Anoche escuché al presidente de Cáritas de Tomelloso relatar que los voluntarios de la organización tenían un doble dolor. El de tener que contemplar y paliar la desesperación, el desánimo y el hambre de casi dos mil familias del pueblo. Y el terrible y desconsolador, afirmó, de darle la bolsa semanal de comida a personas desahuciadas por la vida, sabiendo que algunos tienen hermanos, no de fe, sino de carne, a los que la vida los ha tratado bien, que se pasean en Mercedes y no mueven un dedo para ayudar a sangre de su sangre.
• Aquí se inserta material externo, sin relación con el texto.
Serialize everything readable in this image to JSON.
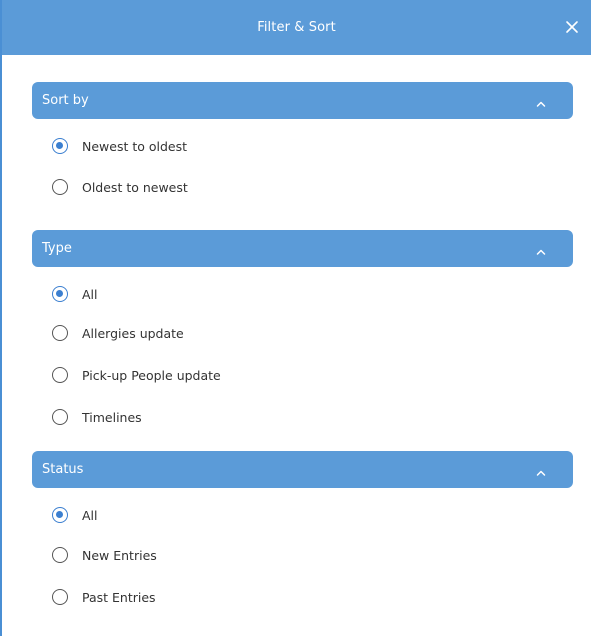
{
  "header": {
    "title": "Filter & Sort",
    "close_icon": "close-icon"
  },
  "colors": {
    "accent": "#5b9bd8",
    "radio_selected": "#3b7fd0"
  },
  "sections": [
    {
      "label": "Sort by",
      "expanded": true,
      "options": [
        {
          "label": "Newest to oldest",
          "selected": true
        },
        {
          "label": "Oldest to newest",
          "selected": false
        }
      ]
    },
    {
      "label": "Type",
      "expanded": true,
      "options": [
        {
          "label": "All",
          "selected": true
        },
        {
          "label": "Allergies update",
          "selected": false
        },
        {
          "label": "Pick-up People update",
          "selected": false
        },
        {
          "label": "Timelines",
          "selected": false
        }
      ]
    },
    {
      "label": "Status",
      "expanded": true,
      "options": [
        {
          "label": "All",
          "selected": true
        },
        {
          "label": "New Entries",
          "selected": false
        },
        {
          "label": "Past Entries",
          "selected": false
        }
      ]
    }
  ]
}
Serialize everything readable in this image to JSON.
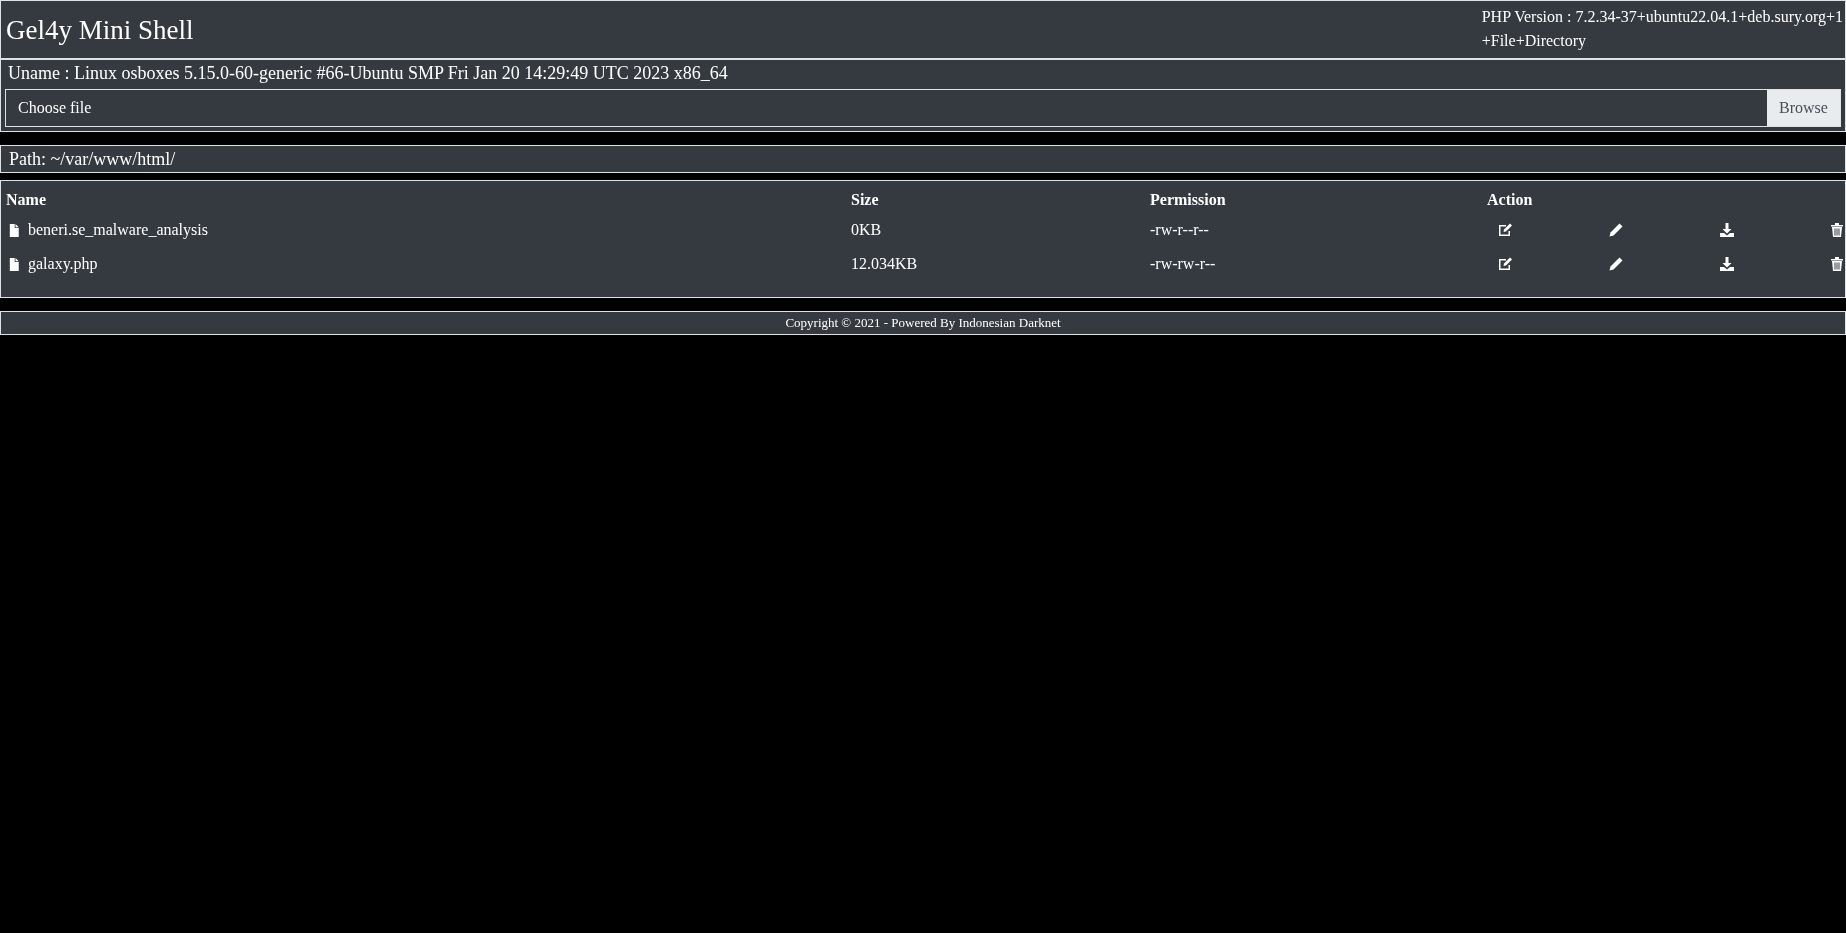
{
  "header": {
    "title": "Gel4y Mini Shell",
    "php_version": "PHP Version : 7.2.34-37+ubuntu22.04.1+deb.sury.org+1",
    "links": [
      "+File",
      "+Directory"
    ]
  },
  "uname": "Uname : Linux osboxes 5.15.0-60-generic #66-Ubuntu SMP Fri Jan 20 14:29:49 UTC 2023 x86_64",
  "upload": {
    "placeholder": "Choose file",
    "button": "Browse"
  },
  "path": "Path: ~/var/www/html/",
  "table": {
    "columns": [
      "Name",
      "Size",
      "Permission",
      "Action"
    ],
    "rows": [
      {
        "kind": "file",
        "name": "beneri.se_malware_analysis",
        "size": "0KB",
        "permission": "-rw-r--r--"
      },
      {
        "kind": "file",
        "name": "galaxy.php",
        "size": "12.034KB",
        "permission": "-rw-rw-r--"
      }
    ]
  },
  "footer": "Copyright © 2021 - Powered By Indonesian Darknet"
}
Aunque afortunadamente hay historias que nos recuerdan lo mejor del género humano. Esta mañana, sin ir más lejos, se me han saltado las lágrimas oyendo la radio. Un indigente, próximo a cumplir la treintena ha contado en antena su situación: no tiene trabajo, no cobra ningún subsidio, vive en una caseta que se ha hecho con palets en un polígono del cinturón de Madrid. El tipo está fastidiado pero habla sin resentimiento, incluso deja traslucir alegría en sus palabras. Ha llamado un panadero para ofrecerle un trabajo; el hombre se ha echado a llorar como una Madalena, se ha derrumbado. Dormir una cama, soplarle a una cuchara, darse una ducha, tener algo que hacer, poder tomarse un café y pagarlo con su propio dinero ganado con su sudor: recuperar la dignidad. El panadero le ha dicho, tranquilo chaval que estoy yo tan emocionado como tú, verás como entre todos lo logramos.
Si nosotros no nos ayudamos, ellos —los que nos han metido en esto— no lo van a hacer.